A study published earlier this year suggested that recent habitat fragmentation and loss of connectivity could be the distal cause of India’s tigers breeding among themselves.
At present, tigers in the country are restricted to protected areas, and movement between these patches is often through human-dominated areas. This is where habitat corridors could come in handy. The NTCA’s ‘Tiger Conservation Plan’ mandates officials to connect different tiger populations across reserves. It also requires any land-use change in tiger corridors to have the approval of the National Board for Wildlife.
However, tiger corridors across India have come under the scanner because development projects have threatened to overtake them. Some states, such as Goa, haven’t even started declaring tiger corridors yet.

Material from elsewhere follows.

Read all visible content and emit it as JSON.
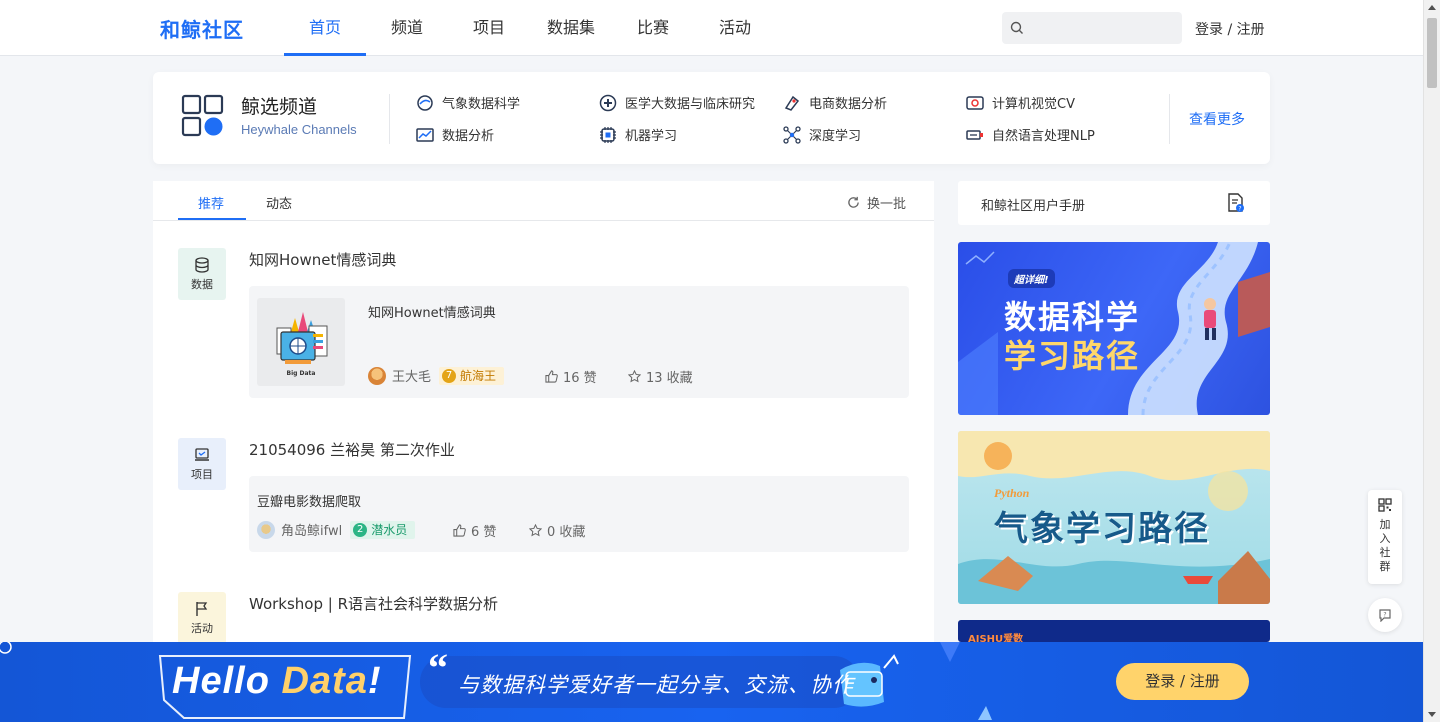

Wildlife corridors to help tigers move around assume greater importance in the context of sustaining viable tiger populations. Almost half of India’s tiger reserves have core area sizes that can’t potentially sustain 20 breeding females – the minimum number for a viable population, according to the Wildlife Institute of India.
The news of Ranthamabore’s tigers being inbred to the extent that the population could be lost is a wake-up call not just for Rajasthan but for tiger management across the country, Tomar, the state’s chief wildlife warden, said. “Tiger management in India as a whole needs a review to determine what kind of course-correction is required.”